By default, all error logs have a standard format and are set in the nginx.conf with the error_log directive. The format looks like this:
error_log log_file log_level;
It is set like this:
The log starts with the date, time, followed by the criticality of the event (error, warn, crit) and the details of the problem. Watching these logs is critical to understanding your server and detecting problems that might be impacting your users.
2022/05/14 19:55:51 [error] 6689#6689: *16764375 FastCGI sent in stderr: "PHP message: PHP Warning: Division by zero in /var/www/html/my.php on line 438" while reading upstream, client: 10.1.1.1, server: mytest.com, request: "GET /my.php HTTP/1.1", upstream: "fastcgi://unix:/run/php/php7.2-fpm.sock:", host: "my.test.com"
In this log, it is categorized as [error], because of a warning from the PHP engine due a division by zero.
Speaking of which, the NGINX error logs provide 8 unique severity levels you should be aware of.
|1. emerg||Emergency messages when your system may be unstable.|
|2. alert||Alert messages of serious issues.|
|3. crit||Critical issues that need to be taken care of immediately.|
|4. error||An error has occurred. Something went wrong while processing a page.|
|5. warn||A warning messages that you should look into it.|
|6. notice||A simple log notice that you can ignore.|
|7. info||Just an information messages that you might want to know.|
|8. debug||Debugging information used to pinpoint the location of error.|
These are the common nginx error logs that you might have on your server:
|FastCGI sent in stderr||Error coming from the FastCGI module (often from your web application).|
|PHP message: PHP Warning||If your web application uses PHP and generates a warning, you may get this type of error. We recommend passing to the developers to investigate and fixing them.|
|2022/05/14 07:08:37 [crit] 6689#6689: *16721837 SSL_do_handshake() failed (SSL: error:1420918C:SSL routines:tls_early_post_process_client_hello:version too low) while SSL handshaking||The SSL_do_handshake happens whenever the client/server can't complete the SSL handshaking or it is ended too soon in the process. It can happen many times on a busy server and is often not a cause for concern.|
By default, NGINX will store all the logs as one log entry on the server, but if you're deploying multiple domains on the same server this is highly impractical. This is why you have an option to configure logs for each domain (both access and errors) and you do this via the VirtualHosts file on the server.

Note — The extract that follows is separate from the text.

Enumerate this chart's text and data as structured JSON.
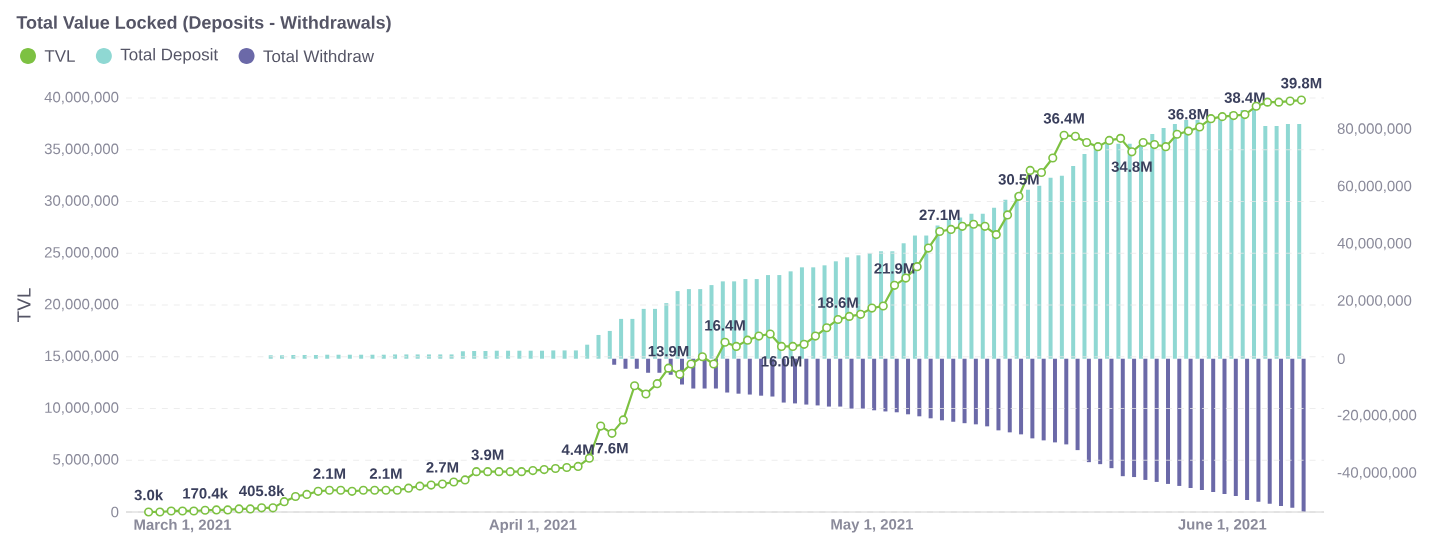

Using the examples, formatting, provided above, this is how your virtual hosts file would look like for unique domains:
error_log /var/log/nginx/domain1.error_log warn;
error_log /var/log/nginx/domain2.error_log debug;
In the example above you see domain1 and domain2 each have their own access and error logs set. You also notice that you have the option to set the severity level for each domain as well (e.g., warn, debug).